Director, Regulatory Affairs
~~Join a Legacy of Innovation 110 Years and Counting!
Daiichi Sankyo Group is dedicated to the creation and supply of innovative pharmaceutical therapies to improve standards of care and address diversified, unmet medical needs of people globally by leveraging our world-class science and technology. With more than 100 years of scientific expertise and a presence in more than 20 countries, Daiichi Sankyo and its 15,000 employees around the world draw upon a rich legacy of innovation and a robust pipeline of promising new medicines to help people. In addition to a strong portfolio of medicines for cardiovascular diseases, under the Group’s 2025 Vision to become a “Global Pharma Innovator with Competitive Advantage in Oncology,” Daiichi Sankyo is primarily focused on providing novel therapies in oncology, as well as other research areas centered around rare diseases and immune disorders.
This role offers the opportunity to substantially contribute to the mission of Daiichi Sankyo Cancer Enterprise in leveraging our world-class, innovative science and push beyond traditional thinking to create meaningful treatments for patients with cancer.
This role will work on one of our cutting-edge Antibody-Drug Conjugate (ADC) assets by effectively liaising, negotiating and partnering with FDA, EMA, PMDA and other health authorities around the world. This role will create and implement effective regulatory strategies to deliver on efficient and robust development plans.
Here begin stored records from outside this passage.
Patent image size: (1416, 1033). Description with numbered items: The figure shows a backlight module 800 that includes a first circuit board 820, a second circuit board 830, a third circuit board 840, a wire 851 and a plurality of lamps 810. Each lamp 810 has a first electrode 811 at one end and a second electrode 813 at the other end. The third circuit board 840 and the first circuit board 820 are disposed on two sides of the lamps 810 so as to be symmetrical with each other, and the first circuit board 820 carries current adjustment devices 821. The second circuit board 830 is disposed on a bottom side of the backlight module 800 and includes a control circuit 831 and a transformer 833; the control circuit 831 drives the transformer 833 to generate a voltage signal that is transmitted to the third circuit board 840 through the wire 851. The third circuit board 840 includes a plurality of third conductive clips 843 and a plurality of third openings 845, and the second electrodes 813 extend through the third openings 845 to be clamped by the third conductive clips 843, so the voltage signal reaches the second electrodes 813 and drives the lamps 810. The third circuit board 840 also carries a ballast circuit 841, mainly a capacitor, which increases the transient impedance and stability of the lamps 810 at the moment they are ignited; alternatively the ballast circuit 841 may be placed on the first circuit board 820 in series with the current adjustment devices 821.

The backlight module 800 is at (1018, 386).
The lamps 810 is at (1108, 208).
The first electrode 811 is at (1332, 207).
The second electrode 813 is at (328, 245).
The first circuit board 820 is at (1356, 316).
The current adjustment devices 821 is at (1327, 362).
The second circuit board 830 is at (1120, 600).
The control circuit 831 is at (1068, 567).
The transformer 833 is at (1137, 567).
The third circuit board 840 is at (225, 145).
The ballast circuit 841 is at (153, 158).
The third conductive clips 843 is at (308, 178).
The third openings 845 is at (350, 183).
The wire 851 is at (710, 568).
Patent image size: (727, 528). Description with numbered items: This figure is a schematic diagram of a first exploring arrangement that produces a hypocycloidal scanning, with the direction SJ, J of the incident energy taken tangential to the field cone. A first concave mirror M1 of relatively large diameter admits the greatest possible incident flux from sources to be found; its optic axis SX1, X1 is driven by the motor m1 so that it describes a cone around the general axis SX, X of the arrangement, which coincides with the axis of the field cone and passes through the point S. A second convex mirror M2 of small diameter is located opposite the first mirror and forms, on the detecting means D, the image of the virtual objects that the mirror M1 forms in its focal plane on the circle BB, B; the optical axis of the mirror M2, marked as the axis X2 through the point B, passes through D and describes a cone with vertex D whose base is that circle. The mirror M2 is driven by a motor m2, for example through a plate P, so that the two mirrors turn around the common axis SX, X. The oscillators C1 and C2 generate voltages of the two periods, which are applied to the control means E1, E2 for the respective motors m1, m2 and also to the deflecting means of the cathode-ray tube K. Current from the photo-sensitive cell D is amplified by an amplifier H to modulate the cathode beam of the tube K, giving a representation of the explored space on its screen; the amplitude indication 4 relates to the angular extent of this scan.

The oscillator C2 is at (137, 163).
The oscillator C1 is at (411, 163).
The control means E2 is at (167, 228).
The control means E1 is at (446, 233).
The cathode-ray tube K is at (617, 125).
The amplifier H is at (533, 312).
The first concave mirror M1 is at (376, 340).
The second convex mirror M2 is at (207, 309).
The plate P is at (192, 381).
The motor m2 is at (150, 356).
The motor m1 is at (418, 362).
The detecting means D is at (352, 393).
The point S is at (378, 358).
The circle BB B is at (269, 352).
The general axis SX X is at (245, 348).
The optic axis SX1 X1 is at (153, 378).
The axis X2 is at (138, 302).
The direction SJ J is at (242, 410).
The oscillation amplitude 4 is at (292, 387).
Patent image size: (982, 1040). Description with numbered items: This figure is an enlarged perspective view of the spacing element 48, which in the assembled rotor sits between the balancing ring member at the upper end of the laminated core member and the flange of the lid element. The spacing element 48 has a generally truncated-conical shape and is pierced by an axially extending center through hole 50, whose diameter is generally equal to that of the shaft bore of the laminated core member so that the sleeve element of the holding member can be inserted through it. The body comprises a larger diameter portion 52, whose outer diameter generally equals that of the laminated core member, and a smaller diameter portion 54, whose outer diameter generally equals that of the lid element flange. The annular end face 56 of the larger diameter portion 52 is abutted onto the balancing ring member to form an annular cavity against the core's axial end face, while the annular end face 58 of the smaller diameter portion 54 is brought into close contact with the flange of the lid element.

The individual will direct, coordinate and implement the preparation of regulatory submissions and provide regulatory support across all global projects, securing the cooperation of others (team members); meet aggressive deadlines to ensure that regulatory agencies receive timely and quality submissions, shortening the review process and leading to successful approval of pharmaceutical applications for the company’s growth, thereby accomplishing corporate goals.
Serve as a Global Regulatory Lead:
• Liaise, negotiate and orchestrate regulatory interactions with health authorities around the world.
• Lead submission teams in the preparation and assembly of regulatory submissions (e.g. BLAs, INDs, CTAs, Annual Reports, Safety Updates, Quarterly Reports, etc.)
• Develop global regulatory strategies in conjunction with the global regulatory team. .
Provide regulatory leadership, support and guidance and manage day-to-day regulatory activities. Responsible for ensuring strategies are aligned to global product team goals and objectives.
• Collaborate with all disciplines within the Daiichi Sankyo organization to obtain and/or provide information/data for regulatory filings.
• Review and interpret regulatory guidelines.
• Review RA and related documents for approval.
Continuing Education: Keep current with regulations and guidance documents; attend meetings, seminars, conferences on relevant topics; read journals, newsletters, scientific papers; research the answers to RA questions.
Qualifications: Successful candidates will be able to meet the qualifications below with or without a reasonable accommodation.
BS degree in chemistry, biology or other related scientific discipline required. Masters, PhD or PharmD highly desired.
10+ years in the pharmaceutical industry. 5+ years in global regulatory affairs, NDA, sNDA, BLA filing to FDA considered a plus.
Daiichi Sankyo, Inc. is an equal opportunity/affirmative action employer. Qualified applicants will receive consideration for employment without regard to sex, gender identity, sexual orientation, race, color, religion, national origin, disability, protected veteran status, age, or any other characteristic protected by law.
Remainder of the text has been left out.